The good news is that you can do something about it. OpenAI does give you some controls over your data; they’re just not easy to find, and most people never bother. Once you know where they are, it takes about five minutes to set them up.

This guide covers everything: what data ChatGPT collects, what OpenAI does with it, what the privacy rules actually say, and exactly what steps you can take to protect yourself.

  • What data does ChatGPT collect?
  • How OpenAI uses your data
  • ChatGPT privacy policy: What you need to know
  • Privacy risks of using ChatGPT
  • ChatGPT privacy concerns for work use
  • Quick fixes to lock down your ChatGPT privacy
  • ChatGPT alternatives for privacy-conscious users
  • Should you trust ChatGPT with sensitive information?
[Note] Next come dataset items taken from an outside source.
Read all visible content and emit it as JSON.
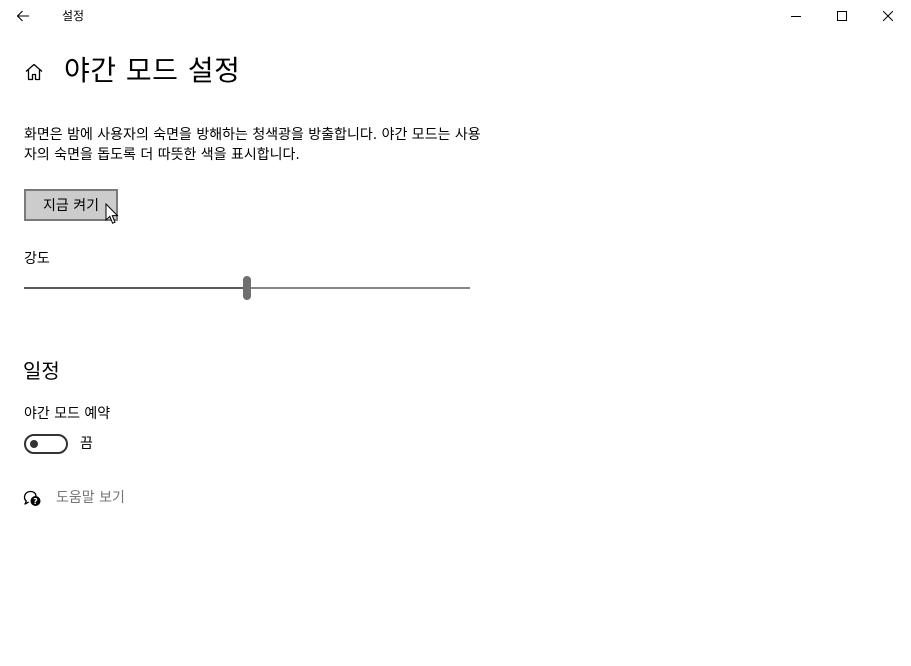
{
  "window": {
    "title": "설정",
    "back_icon": "back-arrow-icon",
    "controls": [
      "minimize-icon",
      "maximize-icon",
      "close-icon"
    ]
  },
  "header": {
    "home_icon": "home-icon",
    "title": "야간 모드 설정"
  },
  "main": {
    "description": "화면은 밤에 사용자의 숙면을 방해하는 청색광을 방출합니다. 야간 모드는 사용자의 숙면을 돕도록 더 따뜻한 색을 표시합니다.",
    "turn_on_button": "지금 켜기",
    "strength": {
      "label": "강도",
      "value_fraction": 0.5
    },
    "schedule": {
      "heading": "일정",
      "toggle_label": "야간 모드 예약",
      "toggle_state": "끔",
      "toggle_on": false
    },
    "help": {
      "icon": "help-chat-icon",
      "link": "도움말 보기"
    }
  },
  "colors": {
    "background": "#ffffff",
    "button_bg": "#cccccc",
    "link_gray": "#767676"
  }
}
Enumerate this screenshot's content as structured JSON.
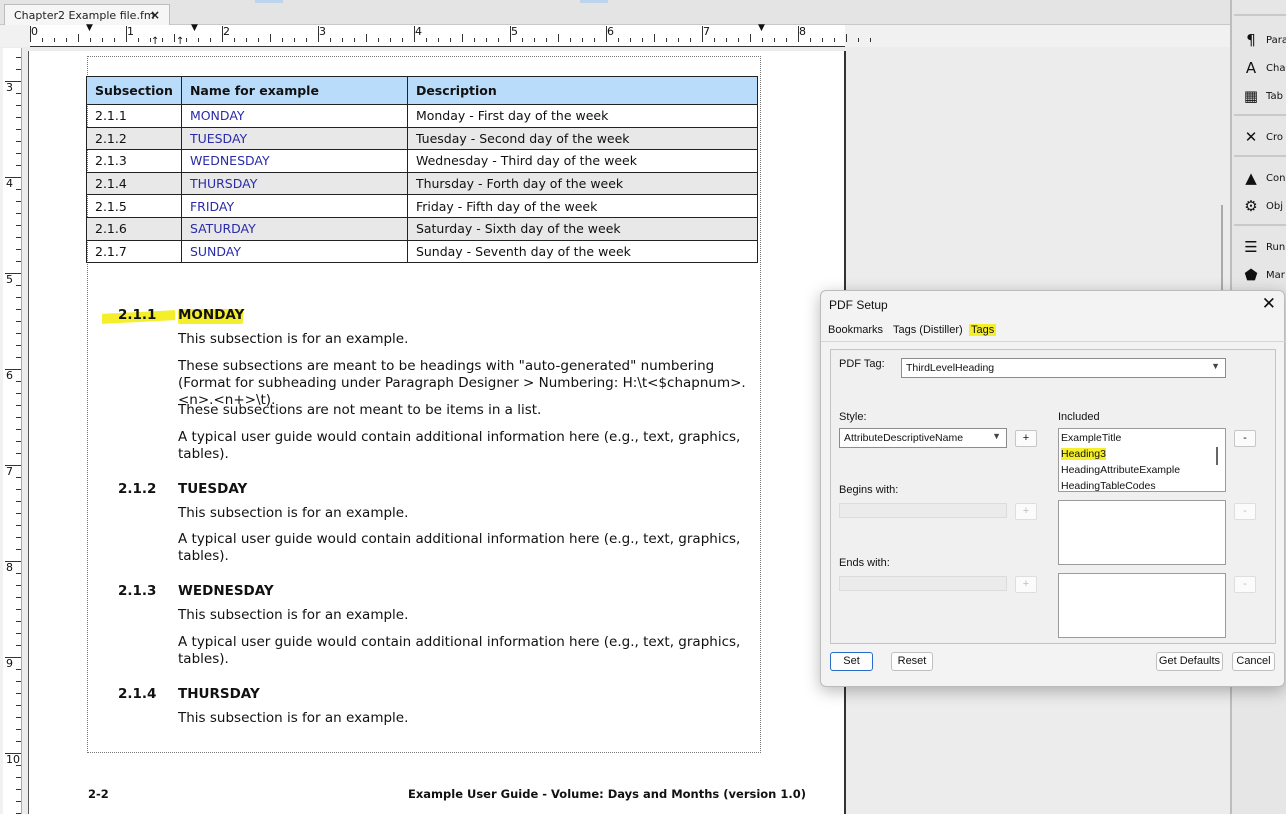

What data does ChatGPT collect?

More than most people realize! Every time you use ChatGPT, three types of information are collected:

What you type

Everything you type into ChatGPT is saved on OpenAI’s servers. Your questions, your prompts, any files or photos you upload – all of it is stored. Your chat history stays saved to you–r account until you delete it manually. And even after you delete it, OpenAI keeps a copy for another 30 days before it’s permanently removed.

Your account and device details

When you sign up, OpenAI collects your name, email address, and payment details if you pay for a plan. Every time you use the app, it also records your IP address (which can show roughly where you are), what device you’re using, and what browser you’re on. Even if you use ChatGPT without logging in, it still picks up some of this technical information.

The bottom line is that using ChatGPT is not like having a private conversation. It’s more like writing in a notebook that someone else might read.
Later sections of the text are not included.